VIDEO: People-Powered Testimony Against Keystone XL Tar Sands

Supported by hundreds of people who believe that the American people don’t need to destroy the planet in order to prosper, dozens spoke up against the construction of the Keystone XL tar sands pipeline at a State Department hearing today. Speakers concerned by the threat tar sands oil poses to our nation and our planet included priests and ministers, Obama campaign volunteers, and Nebraska ranchers.

In the video below, ThinkProgress Green excerpts statements from youth activists Ethan Nuss and Danielle Simms, indigenous leaders George Poitras and Debra White Plume, Friends of the Earth president Erich Pica, clean-tech investor Brig. Gen. Steven Anderson, and former pipeline inspector Mike Klink:

ETHAN NUSS: What we have here is a foreign company using foreign materials to pump foreign oil through America’s heartland.

BRIG. GEN. STEVEN ANDERSON (Ret.): This pipeline will set back the clock of 25 years of energy development in our nation.

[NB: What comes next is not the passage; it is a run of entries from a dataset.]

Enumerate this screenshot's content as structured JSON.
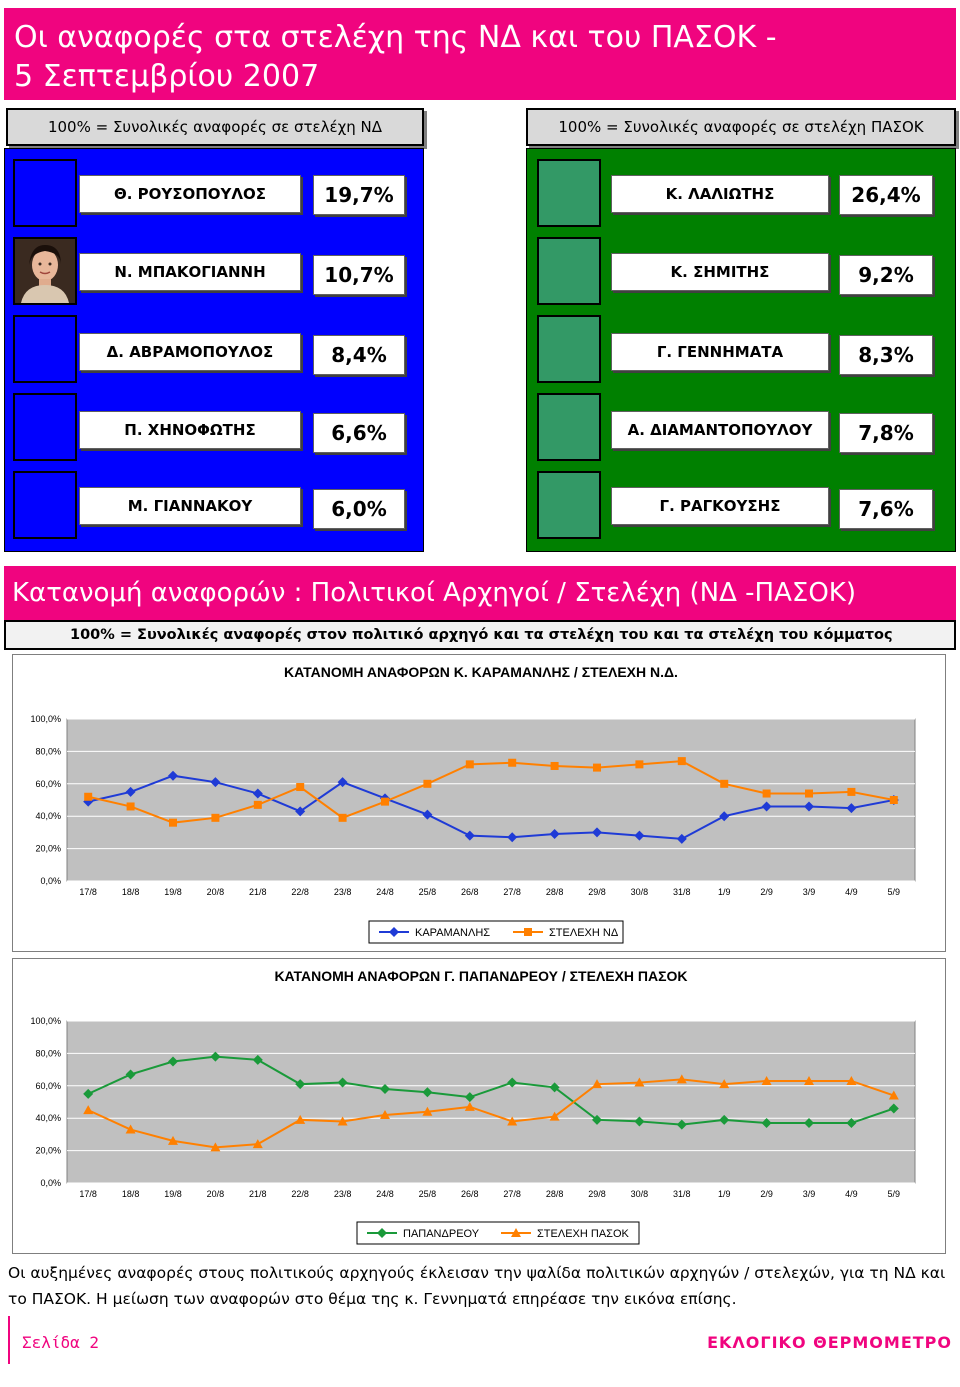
{
  "title": {
    "line1": "Οι αναφορές στα στελέχη της ΝΔ και του ΠΑΣΟΚ -",
    "line2": "5 Σεπτεμβρίου 2007"
  },
  "nd_header": "100% = Συνολικές αναφορές σε στελέχη ΝΔ",
  "pasok_header": "100% = Συνολικές αναφορές σε στελέχη ΠΑΣΟΚ",
  "nd_rows": [
    {
      "name": "Θ. ΡΟΥΣΟΠΟΥΛΟΣ",
      "pct": "19,7%"
    },
    {
      "name": "Ν. ΜΠΑΚΟΓΙΑΝΝΗ",
      "pct": "10,7%"
    },
    {
      "name": "Δ. ΑΒΡΑΜΟΠΟΥΛΟΣ",
      "pct": "8,4%"
    },
    {
      "name": "Π. ΧΗΝΟΦΩΤΗΣ",
      "pct": "6,6%"
    },
    {
      "name": "Μ. ΓΙΑΝΝΑΚΟΥ",
      "pct": "6,0%"
    }
  ],
  "pasok_rows": [
    {
      "name": "Κ. ΛΑΛΙΩΤΗΣ",
      "pct": "26,4%"
    },
    {
      "name": "Κ. ΣΗΜΙΤΗΣ",
      "pct": "9,2%"
    },
    {
      "name": "Γ. ΓΕΝΝΗΜΑΤΑ",
      "pct": "8,3%"
    },
    {
      "name": "Α. ΔΙΑΜΑΝΤΟΠΟΥΛΟΥ",
      "pct": "7,8%"
    },
    {
      "name": "Γ. ΡΑΓΚΟΥΣΗΣ",
      "pct": "7,6%"
    }
  ],
  "section": {
    "title": "Κατανομή αναφορών : Πολιτικοί Αρχηγοί / Στελέχη (ΝΔ -ΠΑΣΟΚ)",
    "subtitle": "100% = Συνολικές αναφορές στον πολιτικό αρχηγό και τα στελέχη του και τα στελέχη του κόμματος"
  },
  "colors": {
    "magenta": "#f0047f",
    "nd_blue": "#0000ff",
    "pasok_green": "#008000",
    "series_blue": "#1f3bd6",
    "series_orange": "#ff8000",
    "series_green": "#1a9a3a"
  },
  "chart_data": [
    {
      "type": "line",
      "title": "ΚΑΤΑΝΟΜΗ ΑΝΑΦΟΡΩΝ Κ. ΚΑΡΑΜΑΝΛΗΣ / ΣΤΕΛΕΧΗ Ν.Δ.",
      "categories": [
        "17/8",
        "18/8",
        "19/8",
        "20/8",
        "21/8",
        "22/8",
        "23/8",
        "24/8",
        "25/8",
        "26/8",
        "27/8",
        "28/8",
        "29/8",
        "30/8",
        "31/8",
        "1/9",
        "2/9",
        "3/9",
        "4/9",
        "5/9"
      ],
      "yticks": [
        "0,0%",
        "20,0%",
        "40,0%",
        "60,0%",
        "80,0%",
        "100,0%"
      ],
      "ylim": [
        0,
        100
      ],
      "grid": true,
      "legend": "bottom",
      "series": [
        {
          "name": "ΚΑΡΑΜΑΝΛΗΣ",
          "marker": "diamond",
          "color": "#1f3bd6",
          "values": [
            49,
            55,
            65,
            61,
            54,
            43,
            61,
            51,
            41,
            28,
            27,
            29,
            30,
            28,
            26,
            40,
            46,
            46,
            45,
            50
          ]
        },
        {
          "name": "ΣΤΕΛΕΧΗ ΝΔ",
          "marker": "square",
          "color": "#ff8000",
          "values": [
            52,
            46,
            36,
            39,
            47,
            58,
            39,
            49,
            60,
            72,
            73,
            71,
            70,
            72,
            74,
            60,
            54,
            54,
            55,
            50
          ]
        }
      ]
    },
    {
      "type": "line",
      "title": "ΚΑΤΑΝΟΜΗ ΑΝΑΦΟΡΩΝ Γ. ΠΑΠΑΝΔΡΕΟΥ / ΣΤΕΛΕΧΗ ΠΑΣΟΚ",
      "categories": [
        "17/8",
        "18/8",
        "19/8",
        "20/8",
        "21/8",
        "22/8",
        "23/8",
        "24/8",
        "25/8",
        "26/8",
        "27/8",
        "28/8",
        "29/8",
        "30/8",
        "31/8",
        "1/9",
        "2/9",
        "3/9",
        "4/9",
        "5/9"
      ],
      "yticks": [
        "0,0%",
        "20,0%",
        "40,0%",
        "60,0%",
        "80,0%",
        "100,0%"
      ],
      "ylim": [
        0,
        100
      ],
      "grid": true,
      "legend": "bottom",
      "series": [
        {
          "name": "ΠΑΠΑΝΔΡΕΟΥ",
          "marker": "diamond",
          "color": "#1a9a3a",
          "values": [
            55,
            67,
            75,
            78,
            76,
            61,
            62,
            58,
            56,
            53,
            62,
            59,
            39,
            38,
            36,
            39,
            37,
            37,
            37,
            46
          ]
        },
        {
          "name": "ΣΤΕΛΕΧΗ ΠΑΣΟΚ",
          "marker": "triangle",
          "color": "#ff8000",
          "values": [
            45,
            33,
            26,
            22,
            24,
            39,
            38,
            42,
            44,
            47,
            38,
            41,
            61,
            62,
            64,
            61,
            63,
            63,
            63,
            54
          ]
        }
      ]
    }
  ],
  "footer": {
    "paragraph": "Οι αυξημένες αναφορές στους πολιτικούς αρχηγούς έκλεισαν την ψαλίδα πολιτικών αρχηγών / στελεχών, για τη ΝΔ και το ΠΑΣΟΚ. Η μείωση των αναφορών στο θέμα της κ. Γεννηματά επηρέασε την εικόνα επίσης.",
    "page": "Σελίδα 2",
    "brand": "ΕΚΛΟΓΙΚΟ ΘΕΡΜΟΜΕΤΡΟ"
  }
}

MIKE KLINK: Maybe, just maybe, there won’t be 14 leaks in the first year, one of the worst pipeline disasters in history.

ERICH PICA: President Obama ran a campaign on trying to clean up Washington DC and cleaning up the lobby process. It is clear that this process is failing his promise, it is failing the American people, and it is failing the environment, and it is failing our need globally to fight climate change. This pipeline should and must be stopped.

GEORGE POITRAS: President Obama has a moral and ethical obligation to visit the tar sands, see the tar sands, to hear our people.

DANIELLE SIMMS: Either you will support the oligarchy and the oil industry, or you will stand with the American people, environmental and civil rights justice.

DEBRA WHITE PLUME: Our Lakota prophecy tells us, when mother earth cries we stand up or she will die and we will die. I ask everyone to remember: crying Earth, rise up. Rise up with Mother Earth and say no to this pipeline. No to death! No! No! No!

State Department officials Maryruth Coleman and Jim Steele heard the testimony without comment.